The use and application of performance metrics with regional climate models

Abstract This thesis aims to assess and develop objective and robust approaches to evaluate regional climate model (RCM) historical skill using performance metrics and to provide guidance to relevant groups as to how best utilise these metrics. Performance metrics are quantitative, scalar measures of the numerical distance, or ’error’, between historical model simulations and observations. Model evaluation practice tends to involve ad hoc approaches with little consideration to the underlying sensitivity of the method to small changes in approach. The main questions that arise are to what degree are the outputs, and subsequent applications, of these performance metrics robust? ENSEMBLES and CORDEX RCMs covering Europe are used with E-OBS observational data to assess historical and future simulation characteristics using a range of performance metrics. Metric sensitivity is found in some cases to be low, such as differences between variable types, with extreme indices often producing redundant information.
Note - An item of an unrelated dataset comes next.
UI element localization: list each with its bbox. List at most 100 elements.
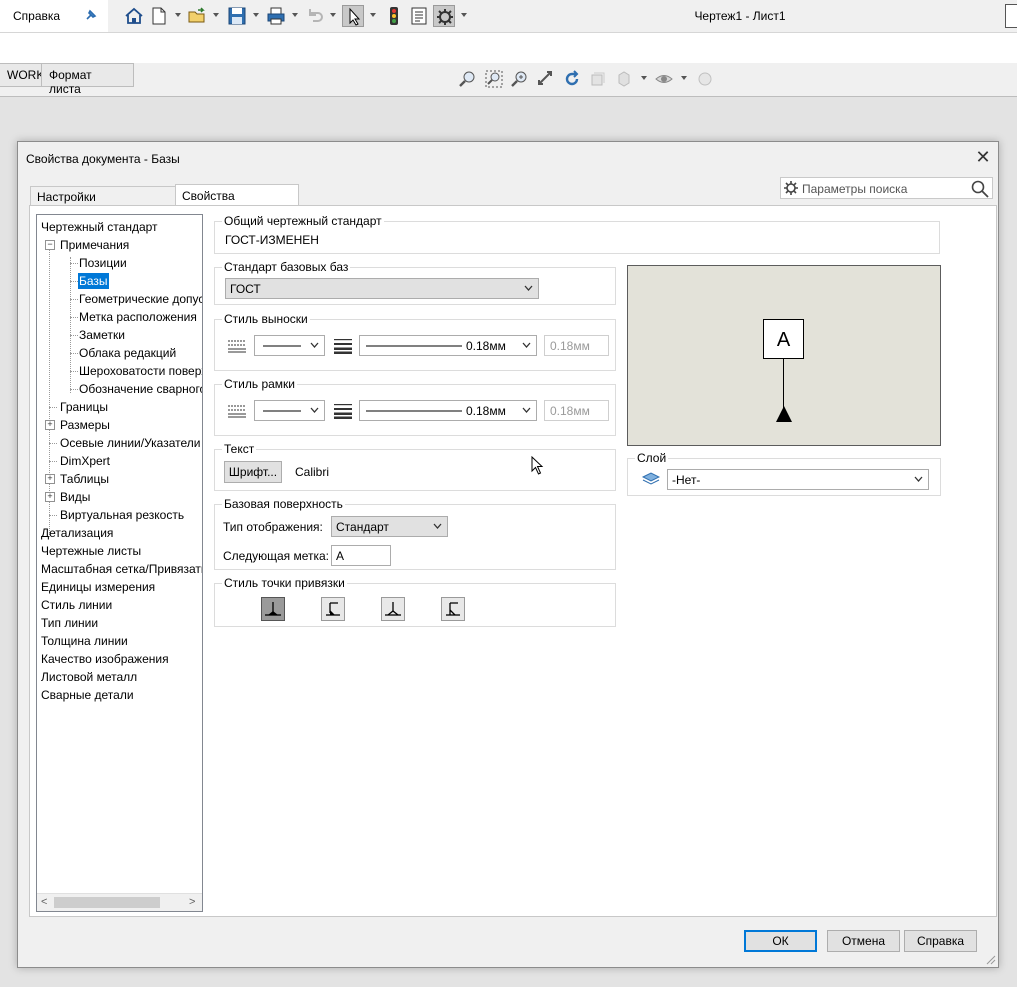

In other cases sensitivity is large, particularly for temporal statistics, but not for spatial pattern statistics. Assessments made over a single decade are found to be robust with respect to the full 40-year time period. Two applications of metrics are considered: metric combinations and exploration of the stationarity of historical RCM bias characteristics. The sensitivity of metric combination procedure is found to be low with respect to the combination method and potentially high for the type of metric included, but remains uncertain for the number of metrics included. Stationarity of biases appears to be highly dependent on the potential for underlying causes of model bias to change substantially in the future, such as the case of surface albedo in the Alps. It is concluded that performance metrics and their applications can and should be considered more systematically using a range of redundancy and stationarity tests as indicators of historical and future robustness.